We’re nearly at the end of soccer season here: Saturdays spent camped on folding chairs, as twenty-two 10, 11 and 12 year olds race frantically for hours in pursuit of an inflated leather object. This passion will no doubt continue throughout their lives, but will soon be referred to as shoe shopping.
The first team Martha played for was in Torrance, Los Angeles; home of the Olympic gold medallist Shannon Box. The location was the only thing Martha’s team had in common with any sort of soccer excellence, mainly because of their age, and the all-inclusive philosophy of the organization, and the inhibiting nature of the uniforms. What it lacked in skill, however, it made up in entertainment value, not least watching the agonies of the volunteer parent coaches as all the skills that had been carefully rehearsed in practice disappear like mist once they hit the pitch.
The selection process was less than rigorous; players on each team were allocated at random, issued with a uniform and two unsuspecting parent coaches, and allowed to choose their own names. Martha’s team made the interesting choice of “The Pink Unicorns” in honor of their blush pink strip. They had an equally non-threatening banner, a Pink Unicorn jumping over a rainbow, and all the girls wore matching pink ribbon pom-pom hair elastics. In eight year old girl terms, they had already won the jackpot, and any further glory on the field would just be greedy. This was reflected in their play; although they played very well as a team, they proved completely incapable of the killer instinct that got the ball into the back of the net. The level of skill it took to miss quite that many shots was staggering, and had the coaches in near hysteria. Meanwhile, at the other end of the field, our numbers were being quietly decimated. Every time the opposing team managed to score, the goalie would sink to the floor in a flood of tears, and have to be led sobbing from the field. They would then be replaced with another team member, only for the whole process to be repeated over, and over again.
Here in San Francisco, things have moved up a notch. Martha is now three years older, and team soccer skills have moved beyond the “swarm’; 14 girls standing in a circle around the ball attempting to kick it until someone actually makes contact, then running en masse after it to repeat the whole process over again. Now there is evidence of some really good play. The people who run the youth soccer association are pretty savvy; they keep track of who are the stars from previous years and make sure they are divided up between the new teams. There is less sobbing, the teams all play in proper formations, and the girls have finally grown into the strip that is bought in one size, whether you are a first or and eighth grader.
But one thing has come to light – the refereeing. The right of the viewing public to criticize the referee’s decision on any and all calls is developing nicely. The LMYA motto “They play, We coach, You cheer” is frequently tested, with a highlight of any game being a parent or coach sending off.

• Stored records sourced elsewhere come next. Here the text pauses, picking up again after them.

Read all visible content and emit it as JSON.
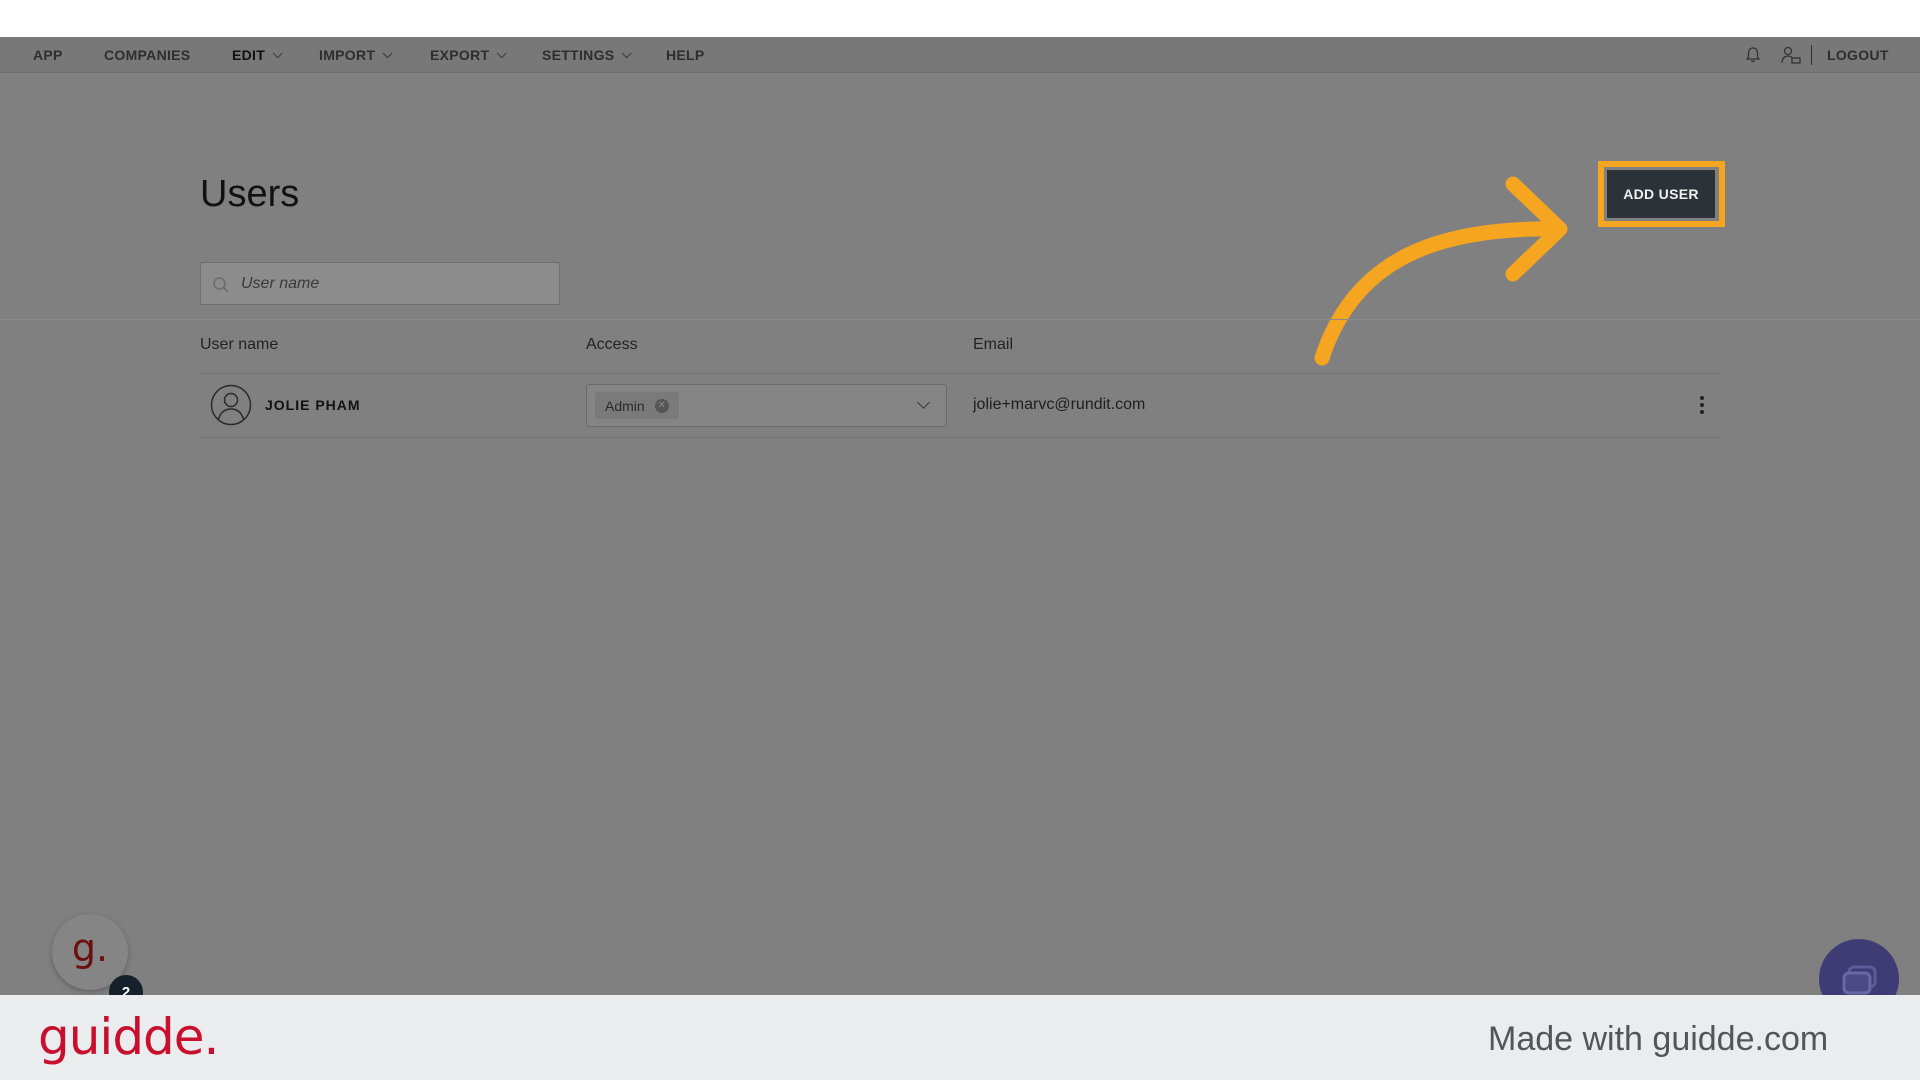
{
  "navbar": {
    "items": [
      {
        "label": "APP"
      },
      {
        "label": "COMPANIES"
      },
      {
        "label": "EDIT"
      },
      {
        "label": "IMPORT"
      },
      {
        "label": "EXPORT"
      },
      {
        "label": "SETTINGS"
      },
      {
        "label": "HELP"
      }
    ],
    "logout_label": "LOGOUT"
  },
  "main": {
    "title": "Users",
    "add_user_label": "ADD USER",
    "search": {
      "placeholder": "User name",
      "value": ""
    }
  },
  "table": {
    "columns": [
      "User name",
      "Access",
      "Email"
    ],
    "rows": [
      {
        "name": "JOLIE PHAM",
        "access": "Admin",
        "email": "jolie+marvc@rundit.com"
      }
    ]
  },
  "widgets": {
    "guidde_bubble_letter": "g.",
    "guidde_badge_count": "2"
  },
  "footer": {
    "logo_text": "guidde.",
    "made_with": "Made with guidde.com"
  },
  "colors": {
    "highlight": "#f5a51f",
    "brand_red": "#c8102e",
    "button_dark": "#2c3338",
    "chat_purple": "#3f3c75"
  }
}
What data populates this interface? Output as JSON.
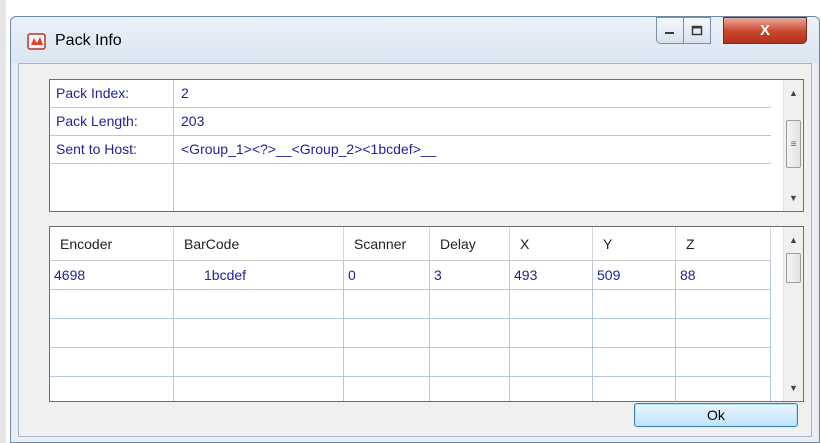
{
  "window": {
    "title": "Pack Info",
    "controls": {
      "minimize_icon": "minimize-icon",
      "maximize_icon": "maximize-icon",
      "close_label": "X"
    }
  },
  "info": {
    "rows": [
      {
        "label": "Pack Index:",
        "value": "2"
      },
      {
        "label": "Pack Length:",
        "value": "203"
      },
      {
        "label": "Sent to Host:",
        "value": "<Group_1><?>__<Group_2><1bcdef>__"
      },
      {
        "label": "",
        "value": ""
      }
    ]
  },
  "table": {
    "columns": [
      "Encoder",
      "BarCode",
      "Scanner",
      "Delay",
      "X",
      "Y",
      "Z"
    ],
    "rows": [
      [
        "4698",
        "1bcdef",
        "0",
        "3",
        "493",
        "509",
        "88"
      ],
      [
        "",
        "",
        "",
        "",
        "",
        "",
        ""
      ],
      [
        "",
        "",
        "",
        "",
        "",
        "",
        ""
      ],
      [
        "",
        "",
        "",
        "",
        "",
        "",
        ""
      ]
    ]
  },
  "ok_label": "Ok"
}
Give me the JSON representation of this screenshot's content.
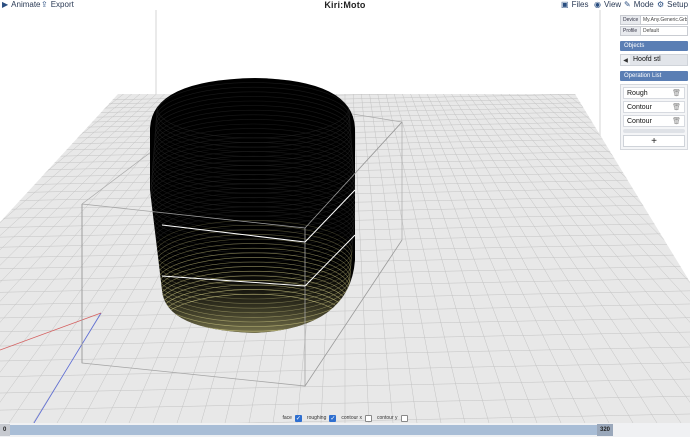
{
  "topbar": {
    "brand": "Kiri:Moto",
    "animate_label": "Animate",
    "export_label": "Export",
    "files_label": "Files",
    "view_label": "View",
    "mode_label": "Mode",
    "setup_label": "Setup"
  },
  "panel": {
    "device_key": "Device",
    "device_value": "My.Any.Generic.Grbl",
    "profile_key": "Profile",
    "profile_value": "Default",
    "objects_header": "Objects",
    "object_name": "Hoofd stl",
    "ops_header": "Operation List",
    "operations": [
      {
        "label": "Rough"
      },
      {
        "label": "Contour"
      },
      {
        "label": "Contour"
      }
    ],
    "add_label": "+"
  },
  "toggles": [
    {
      "label": "face",
      "checked": true
    },
    {
      "label": "roughing",
      "checked": true
    },
    {
      "label": "contour x",
      "checked": false
    },
    {
      "label": "contour y",
      "checked": false
    }
  ],
  "slider": {
    "min": "0",
    "max": "320"
  },
  "viewport": {
    "bed_color": "#e8e8e8",
    "grid_color": "#c3c3c3",
    "toolpath_color": "#000000",
    "toolpath_highlight": "#d8d28a"
  }
}
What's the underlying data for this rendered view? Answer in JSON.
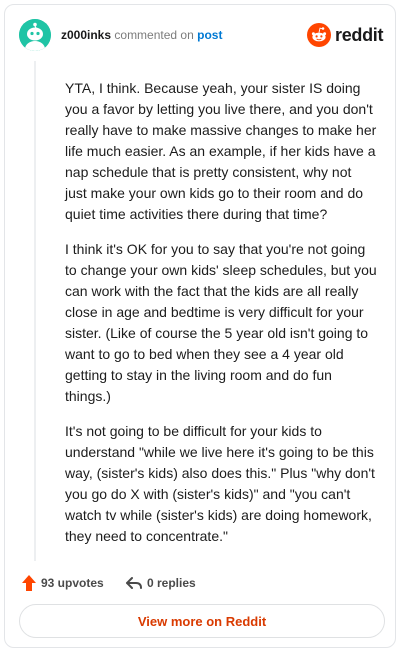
{
  "header": {
    "username": "z000inks",
    "action_text": "commented on",
    "post_link": "post",
    "brand": "reddit"
  },
  "comment": {
    "paragraphs": [
      "YTA, I think. Because yeah, your sister IS doing you a favor by letting you live there, and you don't really have to make massive changes to make her life much easier. As an example, if her kids have a nap schedule that is pretty consistent, why not just make your own kids go to their room and do quiet time activities there during that time?",
      "I think it's OK for you to say that you're not going to change your own kids' sleep schedules, but you can work with the fact that the kids are all really close in age and bedtime is very difficult for your sister. (Like of course the 5 year old isn't going to want to go to bed when they see a 4 year old getting to stay in the living room and do fun things.)",
      "It's not going to be difficult for your kids to understand \"while we live here it's going to be this way, (sister's kids) also does this.\" Plus \"why don't you go do X with (sister's kids)\" and \"you can't watch tv while (sister's kids) are doing homework, they need to concentrate.\""
    ]
  },
  "footer": {
    "upvotes_label": "93 upvotes",
    "replies_label": "0 replies",
    "view_more_label": "View more on Reddit"
  },
  "colors": {
    "brand_orange": "#ff4500",
    "avatar_teal": "#1fc4a5",
    "link_blue": "#0079d3",
    "view_more_text": "#d93a00"
  },
  "icons": [
    "avatar-icon",
    "reddit-logo-icon",
    "upvote-arrow-icon",
    "reply-arrow-icon"
  ]
}
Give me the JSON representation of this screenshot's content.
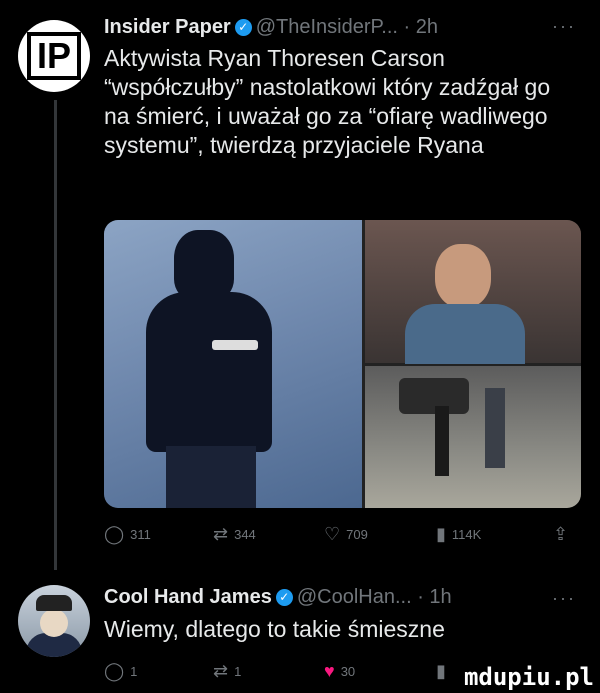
{
  "tweet1": {
    "name": "Insider Paper",
    "handle": "@TheInsiderP...",
    "time": "· 2h",
    "avatar_text": "IP",
    "text": "Aktywista Ryan Thoresen Carson “współczułby” nastolatkowi który zadźgał go na śmierć, i uważał go za “ofiarę wadliwego systemu”, twierdzą przyjaciele Ryana",
    "replies": "311",
    "retweets": "344",
    "likes": "709",
    "views": "114K"
  },
  "tweet2": {
    "name": "Cool Hand James",
    "handle": "@CoolHan...",
    "time": "· 1h",
    "text": "Wiemy, dlatego to takie śmieszne",
    "replies": "1",
    "retweets": "1",
    "likes": "30"
  },
  "more_label": "···",
  "verified_mark": "✓",
  "watermark": "mdupiu.pl",
  "colors": {
    "background": "#000000",
    "text": "#e7e9ea",
    "muted": "#71767b",
    "verified": "#1d9bf0",
    "like_active": "#f91880"
  }
}
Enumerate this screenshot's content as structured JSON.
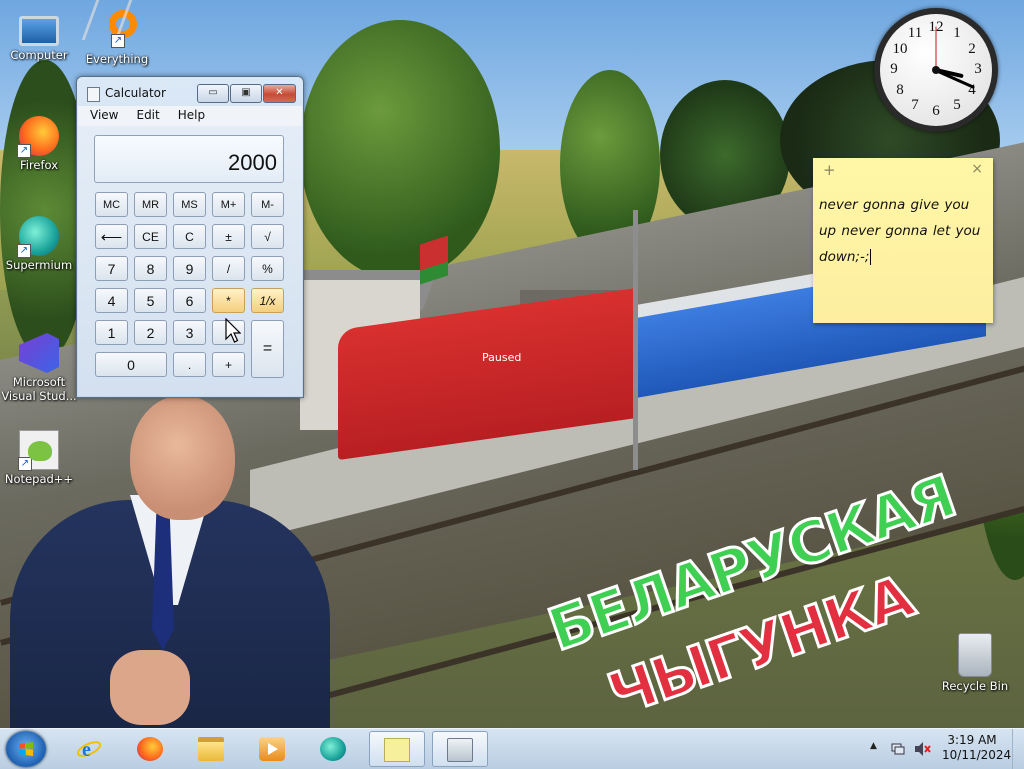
{
  "desktop": {
    "icons": [
      {
        "label": "Computer"
      },
      {
        "label": "Everything"
      },
      {
        "label": "Firefox"
      },
      {
        "label": "Supermium"
      },
      {
        "label": "Microsoft Visual Stud..."
      },
      {
        "label": "Notepad++"
      },
      {
        "label": "Recycle Bin"
      }
    ]
  },
  "wallpaper": {
    "loco_status": "Paused",
    "logo_line1": "БЕЛАРУСКАЯ",
    "logo_line2": "ЧЫГУНКА"
  },
  "clock_gadget": {
    "numbers": [
      "12",
      "1",
      "2",
      "3",
      "4",
      "5",
      "6",
      "7",
      "8",
      "9",
      "10",
      "11"
    ]
  },
  "sticky_note": {
    "add_symbol": "+",
    "close_symbol": "×",
    "text": "never gonna give you up never gonna let you down;-;"
  },
  "calculator": {
    "title": "Calculator",
    "menu": [
      "View",
      "Edit",
      "Help"
    ],
    "display": "2000",
    "window_buttons": {
      "minimize": "▭",
      "maximize": "▣",
      "close": "✕"
    },
    "buttons": {
      "mc": "MC",
      "mr": "MR",
      "ms": "MS",
      "mplus": "M+",
      "mminus": "M-",
      "back": "⟵",
      "ce": "CE",
      "c": "C",
      "plusminus": "±",
      "sqrt": "√",
      "n7": "7",
      "n8": "8",
      "n9": "9",
      "div": "/",
      "pct": "%",
      "n4": "4",
      "n5": "5",
      "n6": "6",
      "mul": "*",
      "recip": "1/x",
      "n1": "1",
      "n2": "2",
      "n3": "3",
      "sub": "-",
      "eq": "=",
      "n0": "0",
      "dot": ".",
      "add": "+"
    }
  },
  "taskbar": {
    "time": "3:19 AM",
    "date": "10/11/2024",
    "tray_arrow": "▲"
  }
}
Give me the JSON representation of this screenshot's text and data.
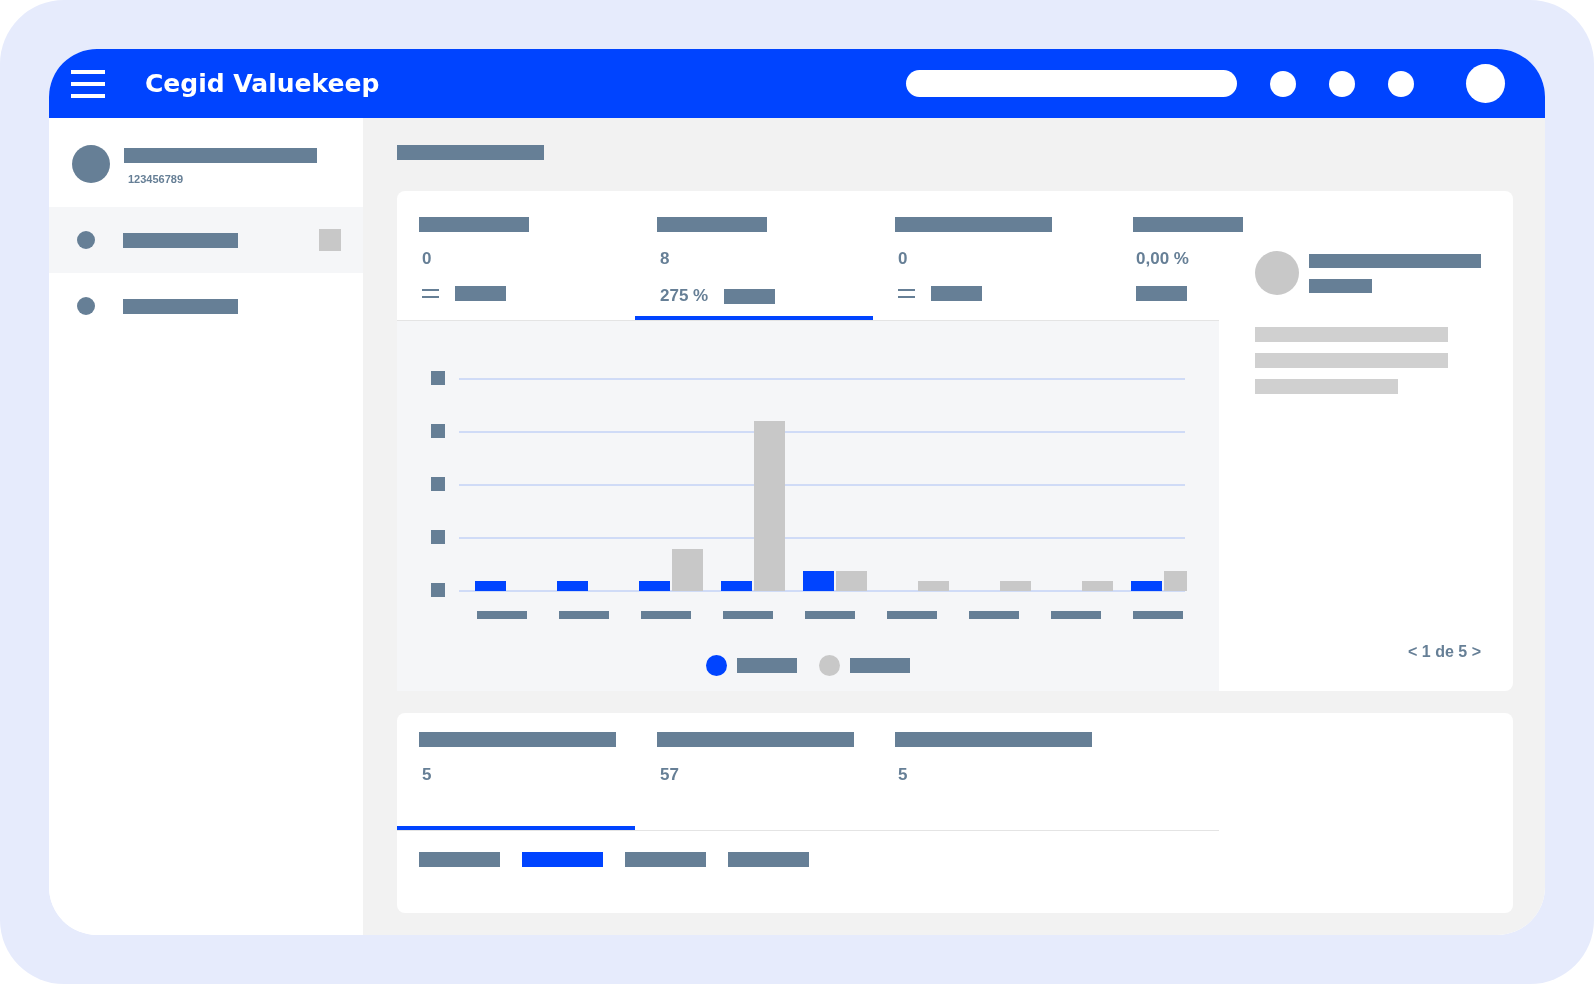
{
  "app": {
    "title": "Cegid Valuekeep"
  },
  "sidebar": {
    "account_number": "123456789",
    "items": [
      {
        "selected": true
      },
      {
        "selected": false
      }
    ]
  },
  "kpis": [
    {
      "value": "0",
      "kind": "flat",
      "selected": false
    },
    {
      "value": "8",
      "kind": "percent",
      "change": "275 %",
      "selected": true
    },
    {
      "value": "0",
      "kind": "flat",
      "selected": false
    },
    {
      "value": "0,00 %",
      "kind": "plain",
      "selected": false
    }
  ],
  "pager": "< 1 de 5 >",
  "bottom_tabs": [
    {
      "value": "5",
      "selected": true
    },
    {
      "value": "57",
      "selected": false
    },
    {
      "value": "5",
      "selected": false
    }
  ],
  "sub_tabs": [
    {
      "selected": false
    },
    {
      "selected": true
    },
    {
      "selected": false
    },
    {
      "selected": false
    }
  ]
}
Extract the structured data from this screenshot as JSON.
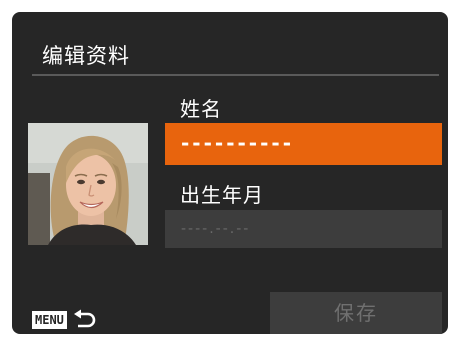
{
  "header": {
    "title": "编辑资料"
  },
  "form": {
    "name_label": "姓名",
    "name_value": "----------",
    "birth_label": "出生年月",
    "birth_placeholder": "----.--.--"
  },
  "footer": {
    "menu_badge": "MENU",
    "back_icon": "return-arrow-icon",
    "save_label": "保存"
  },
  "colors": {
    "background": "#262626",
    "accent": "#e8640d",
    "field_inactive": "#3d3d3d",
    "text": "#ffffff",
    "text_disabled": "#707070"
  }
}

To be fair, the refs have an unenviable task. Keeping the games running injury free and on time are difficult enough. They start every game by asserting their focus on safety, which involves the tapping of shin pads, the tucking in of shirts, and the removal of jewelry, which with 24 lavishly adorned girls on the teams can take a considerable time and rechecks. Injuries are minor, but are greeted by a swarm of concerned players around the victim, copious heartfelt apologies, and the ball left completely unattended in a far corner of the pitch, regardless of whether the whistle has blown. Last week the ref was forced to take a time out to explain that “unless my whistle blows, you keep playing”, when play had indeed stopped, for no discernible reason.
But their decisions reflect the age and skill level of the players, and as such, are infuriating to some of the more ambitious parents. The offside rule is a open for interpretation, the edges of the field are sometimes a little wobbly, and I have yet to see a FIFA world cup game where the ref allowed a second try at a throw in. But it’ s the spirit of the decisions that I love, with the referees applying the philosophy of “what would the Dalai Lama do?” to every call. The sight of the game being stopped for a quick instructional on just how to keep your feet on the floor for the throw in gladdens my heart. It may mean that the scoreboard can be called into question, and that those parents wanting to take it seriously are left frustrated. But the calls keep the play moving, the players motivated, and give a little leeway when the less confident players finally get their foot to the ball. It’s their lesson for life; it’s not the winning or the losing that counts, it’s how they play they game. And for now, they have it right – it’s all much more fun when we get to play it together.